Vanessa and Her Sister

Title:  Vanessa and Her Sister
Author:  Priya Parmar
Publication Information:  Ballantine Books. 2014. 368 pages.
ISBN:  080417637X / 978-0804176378

Book Source:  I received this book as a publisher's galley through NetGalley free of cost in exchange for an honest review.

Favorite Quote:  "There can be no beginning again. Love and forgiveness are not the same thing."

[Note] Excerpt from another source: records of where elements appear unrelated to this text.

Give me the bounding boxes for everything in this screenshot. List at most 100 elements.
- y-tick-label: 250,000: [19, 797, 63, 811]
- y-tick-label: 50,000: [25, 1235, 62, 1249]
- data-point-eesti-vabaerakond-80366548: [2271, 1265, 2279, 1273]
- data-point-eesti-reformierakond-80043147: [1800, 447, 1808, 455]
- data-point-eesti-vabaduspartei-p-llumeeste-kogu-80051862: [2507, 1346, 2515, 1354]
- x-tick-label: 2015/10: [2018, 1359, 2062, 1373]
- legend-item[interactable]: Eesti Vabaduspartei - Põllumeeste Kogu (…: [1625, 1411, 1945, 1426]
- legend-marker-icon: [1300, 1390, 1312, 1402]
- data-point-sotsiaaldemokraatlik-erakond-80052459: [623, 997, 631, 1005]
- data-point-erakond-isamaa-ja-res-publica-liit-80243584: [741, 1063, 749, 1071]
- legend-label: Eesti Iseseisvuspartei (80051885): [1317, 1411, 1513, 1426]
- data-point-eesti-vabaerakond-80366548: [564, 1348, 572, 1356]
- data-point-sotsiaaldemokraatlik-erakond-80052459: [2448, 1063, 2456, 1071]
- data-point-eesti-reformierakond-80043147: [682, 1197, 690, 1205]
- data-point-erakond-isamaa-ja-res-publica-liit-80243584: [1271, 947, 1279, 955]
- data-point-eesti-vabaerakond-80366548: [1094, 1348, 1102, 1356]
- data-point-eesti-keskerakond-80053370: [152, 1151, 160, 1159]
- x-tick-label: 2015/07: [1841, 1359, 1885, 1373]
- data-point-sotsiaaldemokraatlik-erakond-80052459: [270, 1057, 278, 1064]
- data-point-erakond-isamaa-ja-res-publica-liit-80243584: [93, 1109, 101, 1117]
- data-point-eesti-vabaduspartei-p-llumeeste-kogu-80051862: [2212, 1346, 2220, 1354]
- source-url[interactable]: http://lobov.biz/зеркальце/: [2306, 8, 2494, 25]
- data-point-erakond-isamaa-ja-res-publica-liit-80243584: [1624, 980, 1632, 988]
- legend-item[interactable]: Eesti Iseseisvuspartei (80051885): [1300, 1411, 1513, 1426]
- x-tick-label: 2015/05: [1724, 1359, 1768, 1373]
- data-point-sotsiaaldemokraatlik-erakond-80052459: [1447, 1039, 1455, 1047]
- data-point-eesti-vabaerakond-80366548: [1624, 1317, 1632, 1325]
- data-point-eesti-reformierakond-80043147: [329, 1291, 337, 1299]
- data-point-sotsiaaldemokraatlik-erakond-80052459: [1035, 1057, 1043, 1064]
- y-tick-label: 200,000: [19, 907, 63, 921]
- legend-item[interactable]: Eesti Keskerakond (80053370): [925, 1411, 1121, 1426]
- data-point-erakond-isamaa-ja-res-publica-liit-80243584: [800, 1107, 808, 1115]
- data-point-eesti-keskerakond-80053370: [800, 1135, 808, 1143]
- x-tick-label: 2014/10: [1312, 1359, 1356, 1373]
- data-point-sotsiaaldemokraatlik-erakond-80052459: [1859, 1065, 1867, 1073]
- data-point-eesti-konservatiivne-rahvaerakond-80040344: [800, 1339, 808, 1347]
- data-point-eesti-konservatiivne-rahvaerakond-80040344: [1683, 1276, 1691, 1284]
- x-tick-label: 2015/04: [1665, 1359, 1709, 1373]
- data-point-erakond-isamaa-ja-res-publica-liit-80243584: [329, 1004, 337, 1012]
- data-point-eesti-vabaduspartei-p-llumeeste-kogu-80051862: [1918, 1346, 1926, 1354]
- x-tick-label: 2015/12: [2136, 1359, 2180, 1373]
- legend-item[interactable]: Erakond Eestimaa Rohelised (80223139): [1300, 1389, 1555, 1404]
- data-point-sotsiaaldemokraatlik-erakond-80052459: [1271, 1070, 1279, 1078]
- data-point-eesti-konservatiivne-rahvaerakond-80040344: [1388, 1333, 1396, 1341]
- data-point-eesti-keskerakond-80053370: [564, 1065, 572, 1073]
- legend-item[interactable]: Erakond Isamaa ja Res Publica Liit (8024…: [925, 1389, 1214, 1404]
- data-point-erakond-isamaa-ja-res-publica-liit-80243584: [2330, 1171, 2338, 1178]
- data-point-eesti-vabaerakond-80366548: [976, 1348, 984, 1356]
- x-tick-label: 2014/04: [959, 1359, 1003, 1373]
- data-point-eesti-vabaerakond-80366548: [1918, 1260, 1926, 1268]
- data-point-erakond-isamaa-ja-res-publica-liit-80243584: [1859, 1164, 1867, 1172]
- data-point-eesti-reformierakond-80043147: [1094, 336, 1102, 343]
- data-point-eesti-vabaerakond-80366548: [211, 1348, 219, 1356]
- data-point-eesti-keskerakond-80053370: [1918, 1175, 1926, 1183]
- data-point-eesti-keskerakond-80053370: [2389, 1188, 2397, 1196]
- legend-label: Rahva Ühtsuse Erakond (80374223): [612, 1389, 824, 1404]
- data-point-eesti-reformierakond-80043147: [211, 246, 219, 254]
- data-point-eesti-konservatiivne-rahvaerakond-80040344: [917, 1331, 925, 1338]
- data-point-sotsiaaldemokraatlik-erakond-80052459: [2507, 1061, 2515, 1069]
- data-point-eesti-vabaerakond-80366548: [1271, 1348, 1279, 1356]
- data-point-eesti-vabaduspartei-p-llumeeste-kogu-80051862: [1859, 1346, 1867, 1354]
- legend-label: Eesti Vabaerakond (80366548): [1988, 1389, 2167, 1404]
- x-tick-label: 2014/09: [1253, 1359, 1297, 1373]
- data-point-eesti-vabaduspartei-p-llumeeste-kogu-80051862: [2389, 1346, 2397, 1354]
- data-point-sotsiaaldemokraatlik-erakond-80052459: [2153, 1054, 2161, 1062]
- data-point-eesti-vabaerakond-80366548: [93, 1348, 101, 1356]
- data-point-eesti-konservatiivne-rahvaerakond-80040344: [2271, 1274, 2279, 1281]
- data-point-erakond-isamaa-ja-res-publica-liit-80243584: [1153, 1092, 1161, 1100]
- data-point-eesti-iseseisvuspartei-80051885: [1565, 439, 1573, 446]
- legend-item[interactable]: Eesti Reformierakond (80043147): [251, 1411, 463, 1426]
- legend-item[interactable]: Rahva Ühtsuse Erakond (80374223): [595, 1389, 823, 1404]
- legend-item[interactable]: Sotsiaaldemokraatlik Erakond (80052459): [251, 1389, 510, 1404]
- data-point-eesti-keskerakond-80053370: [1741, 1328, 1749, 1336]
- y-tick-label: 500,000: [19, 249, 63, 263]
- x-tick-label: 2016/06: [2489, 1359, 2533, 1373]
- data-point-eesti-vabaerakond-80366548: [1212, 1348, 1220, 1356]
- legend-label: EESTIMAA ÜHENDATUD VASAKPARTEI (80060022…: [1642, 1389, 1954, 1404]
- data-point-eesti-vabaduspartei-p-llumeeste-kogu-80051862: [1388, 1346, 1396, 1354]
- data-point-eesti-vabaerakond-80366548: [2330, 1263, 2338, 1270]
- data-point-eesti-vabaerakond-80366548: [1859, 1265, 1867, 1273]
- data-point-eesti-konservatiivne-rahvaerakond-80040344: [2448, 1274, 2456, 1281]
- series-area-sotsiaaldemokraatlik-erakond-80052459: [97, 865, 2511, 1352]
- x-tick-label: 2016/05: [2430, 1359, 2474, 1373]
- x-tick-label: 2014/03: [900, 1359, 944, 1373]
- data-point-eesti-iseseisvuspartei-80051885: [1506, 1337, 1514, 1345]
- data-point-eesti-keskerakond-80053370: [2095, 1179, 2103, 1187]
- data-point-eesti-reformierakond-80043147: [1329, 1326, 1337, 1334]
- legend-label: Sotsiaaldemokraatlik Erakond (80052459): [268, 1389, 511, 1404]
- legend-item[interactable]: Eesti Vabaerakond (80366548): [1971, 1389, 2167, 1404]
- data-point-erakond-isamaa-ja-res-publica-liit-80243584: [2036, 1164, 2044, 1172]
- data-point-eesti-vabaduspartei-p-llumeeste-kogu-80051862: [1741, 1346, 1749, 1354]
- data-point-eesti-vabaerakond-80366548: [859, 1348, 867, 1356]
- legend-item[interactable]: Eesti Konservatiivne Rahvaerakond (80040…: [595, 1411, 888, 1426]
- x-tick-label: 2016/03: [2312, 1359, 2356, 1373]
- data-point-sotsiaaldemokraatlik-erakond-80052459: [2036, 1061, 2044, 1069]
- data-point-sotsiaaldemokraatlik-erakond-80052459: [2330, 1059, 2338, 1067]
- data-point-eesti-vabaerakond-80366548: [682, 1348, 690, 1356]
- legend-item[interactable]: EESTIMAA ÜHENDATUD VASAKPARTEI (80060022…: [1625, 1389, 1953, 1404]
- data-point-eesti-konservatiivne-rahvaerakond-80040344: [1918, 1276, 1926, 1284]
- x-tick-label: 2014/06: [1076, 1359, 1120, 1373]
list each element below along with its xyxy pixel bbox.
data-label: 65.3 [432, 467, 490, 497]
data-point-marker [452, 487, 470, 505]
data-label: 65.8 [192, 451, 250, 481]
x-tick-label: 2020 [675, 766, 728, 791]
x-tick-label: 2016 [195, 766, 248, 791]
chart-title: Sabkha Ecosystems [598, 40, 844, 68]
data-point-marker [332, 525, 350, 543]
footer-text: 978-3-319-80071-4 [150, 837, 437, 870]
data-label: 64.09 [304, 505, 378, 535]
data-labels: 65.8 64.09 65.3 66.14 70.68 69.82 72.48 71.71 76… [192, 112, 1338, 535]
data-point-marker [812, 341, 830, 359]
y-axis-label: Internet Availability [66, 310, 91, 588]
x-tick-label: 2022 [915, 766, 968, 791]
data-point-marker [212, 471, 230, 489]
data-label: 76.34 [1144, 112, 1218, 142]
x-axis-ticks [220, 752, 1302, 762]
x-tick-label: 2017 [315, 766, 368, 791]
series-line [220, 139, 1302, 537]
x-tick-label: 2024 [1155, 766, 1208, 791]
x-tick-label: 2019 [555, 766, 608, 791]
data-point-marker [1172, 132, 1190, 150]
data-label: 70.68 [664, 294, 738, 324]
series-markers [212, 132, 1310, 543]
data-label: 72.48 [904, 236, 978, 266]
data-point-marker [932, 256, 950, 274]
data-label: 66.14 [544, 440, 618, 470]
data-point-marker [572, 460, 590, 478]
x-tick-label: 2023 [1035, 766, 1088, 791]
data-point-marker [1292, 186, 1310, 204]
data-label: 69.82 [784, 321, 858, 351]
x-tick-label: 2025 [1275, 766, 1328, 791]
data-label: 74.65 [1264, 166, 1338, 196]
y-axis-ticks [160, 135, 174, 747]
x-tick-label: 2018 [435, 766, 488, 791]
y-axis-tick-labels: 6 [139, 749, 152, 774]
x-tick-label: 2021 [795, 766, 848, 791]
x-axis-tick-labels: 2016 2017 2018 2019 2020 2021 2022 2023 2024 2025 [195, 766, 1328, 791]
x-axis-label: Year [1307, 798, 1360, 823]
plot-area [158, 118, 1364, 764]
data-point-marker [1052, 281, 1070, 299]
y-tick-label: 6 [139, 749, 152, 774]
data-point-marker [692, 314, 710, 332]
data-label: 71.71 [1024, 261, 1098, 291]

Several books I have read over the past couple of years present a fictionalized account of an actual relationship:
  • Madame Picasso is the story of Eva Gouel and Pablo Picasso.
  • Mrs. Hemingway is the story of the four wives of Ernest Hemingway.
  • Under the Wide and Starry Sky is the story of Fanny Osbourne and Robert Loius Stevenson.
  • I Always Loved You is about the relationship between Edgar Degas and Mary Cassatt.
  • Mrs. Poe tells the story of Edgar Allen Poe, his wife Virginia, and Frances "Fanny" Osgood.
  • The Paris Wife is another story about Ernest Hemingway and his marriage to Elizabeth Hadley Richardson.
Each book shares the idea of depicting both a relationship and a time in history. They all do so with a varying degree of success and a shifting balance between the history and the individual story.

Vanessa and her Sister is different from the other in that it is not the story of a romantic relationship. It is the story of two sisters - Virginia Woolf and her sister Vanessa Bell. The two were sisters, friends, and rivals. They were also central members of the Bloomsbury Group in early twentieth century London. Virginia, the author in the family, suffered from mental illness, now suspected to be bipolar disorder, and eventually committed suicide in 1941 at the age of only 59. Vanessa, the artist of the family, was perhaps always in the shadow of her sister and perhaps always in the role of her sister's caretaker. Even today, most biographical listings or Vanessa Bell include in the opening sentences the fact that she is Virginia Woolf's sister.

The Bloomsbury Group was not a formal group but rather a name given after the fact to a set of individuals who met regularly in the early 1900s. Its significance lies in the people involved, which included Virginia, Vanessa, their brothers Thoby and Adrian, economist John Maynard Keynes, art critic Clive Bell, writer Leonard Woolf, writer and critic Giles Lytton Strachey, writer EM Forester, and artist Duncan Grant. Interestingly, at the time, none in the group had reached the fame they would later find. Relationships flourished within the group, including friendships, marriages, and affairs.

This story begins in 1905, towards the beginning of the time this group started to meet. It continues to about 1912. The story centers on Vanessa and Virginia, but really encompasses the entire Bloomsbury Group. The book, in fact, begins with a character list several pages long.

Unfortunately, even by the end, the characters remain somewhat just a list. The story is told primarily through Vanessa's point of view. It is an epistolary tale, told through Vanessa's journal entries interspersed with letters, facsimiles of tickets, postcards, and other such things. This format leads to this sense of viewing snapshots in quick succession without a sense of continuity or flow.

This combined with an extensive cast of characters makes the story difficult to follow and the characters - even the narrator Vanessa - difficult to know or develop an empathy for. The interest in learning more about the members of the group is there, but the book does not get beyond the surface of this fascinating list of characters. At the end, I am left with neither a sense of the time and history nor an in depth look at the relationship between Vanessa and Virginia.